Sigh. At this point, it kinda resembles a CyberMat more than a robotic cuttle fish.
I enjoy sketching out my ideas, so here’s one in case you like looking at them.
It’s NOT a CyberMat! It’s a robotic cuttlefish!
So, what’s left to do? A whole lot. I need to:
Design newer, thinner tentacles, so I can fit more into the CuttleBot’s head.
Hollow out the robot’s head or at least create channels for wiring for LED’s inside the eyes.
There needs to be some mounting areas inside the robot to secure one or two micro servo motors, a small circuit board, a battery, and possibly a few additional components.
Possibly create a door allow easy access to the interior of the robot. Once I start adding electronics, it might be great to have an on/off switch and nice to be able to connect a USB cable to it to recharge an internal battery or reprogram the behavior.
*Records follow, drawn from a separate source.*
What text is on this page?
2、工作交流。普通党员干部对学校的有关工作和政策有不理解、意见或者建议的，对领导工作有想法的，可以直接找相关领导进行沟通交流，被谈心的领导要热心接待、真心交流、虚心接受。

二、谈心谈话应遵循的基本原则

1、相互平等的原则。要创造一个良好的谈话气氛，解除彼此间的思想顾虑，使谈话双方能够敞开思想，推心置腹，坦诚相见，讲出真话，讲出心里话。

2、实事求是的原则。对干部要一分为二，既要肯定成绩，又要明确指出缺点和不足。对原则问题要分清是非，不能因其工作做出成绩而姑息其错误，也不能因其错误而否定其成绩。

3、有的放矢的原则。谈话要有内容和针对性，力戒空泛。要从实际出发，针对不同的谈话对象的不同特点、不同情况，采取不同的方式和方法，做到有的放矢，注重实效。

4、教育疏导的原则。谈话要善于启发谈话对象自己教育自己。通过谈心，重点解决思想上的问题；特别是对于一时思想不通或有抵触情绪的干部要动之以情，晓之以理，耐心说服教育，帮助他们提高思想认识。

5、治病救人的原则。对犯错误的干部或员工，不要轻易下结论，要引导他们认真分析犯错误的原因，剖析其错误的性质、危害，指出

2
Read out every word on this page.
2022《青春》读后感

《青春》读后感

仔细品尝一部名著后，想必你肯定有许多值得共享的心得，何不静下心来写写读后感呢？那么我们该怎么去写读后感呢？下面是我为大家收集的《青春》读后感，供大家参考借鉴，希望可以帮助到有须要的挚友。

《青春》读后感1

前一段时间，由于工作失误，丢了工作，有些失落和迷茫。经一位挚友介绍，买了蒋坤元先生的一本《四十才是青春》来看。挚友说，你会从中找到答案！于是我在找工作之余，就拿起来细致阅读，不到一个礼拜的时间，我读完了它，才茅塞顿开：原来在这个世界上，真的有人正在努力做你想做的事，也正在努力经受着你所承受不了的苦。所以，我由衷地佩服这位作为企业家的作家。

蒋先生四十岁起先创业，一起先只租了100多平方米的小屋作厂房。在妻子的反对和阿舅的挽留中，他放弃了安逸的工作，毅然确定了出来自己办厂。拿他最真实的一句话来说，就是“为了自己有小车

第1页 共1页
Add the electronics and program them.
This is probably two servos, several chained NeoPixel LED’s, a LiPo battery, an Adafruit Trinket, and possibly a LiPo charger (if I have one lying around).
If I’m already working towards building a new version anyhow, I might want to drop a few dollars on an OSHPark Board to help make the power from the LiPo easier to route to the servos, LED’s, and board.
However, I don’t think I’m going to be able to finish the robot before Friday.
I think I could probably manage blinking LED eyes by Friday.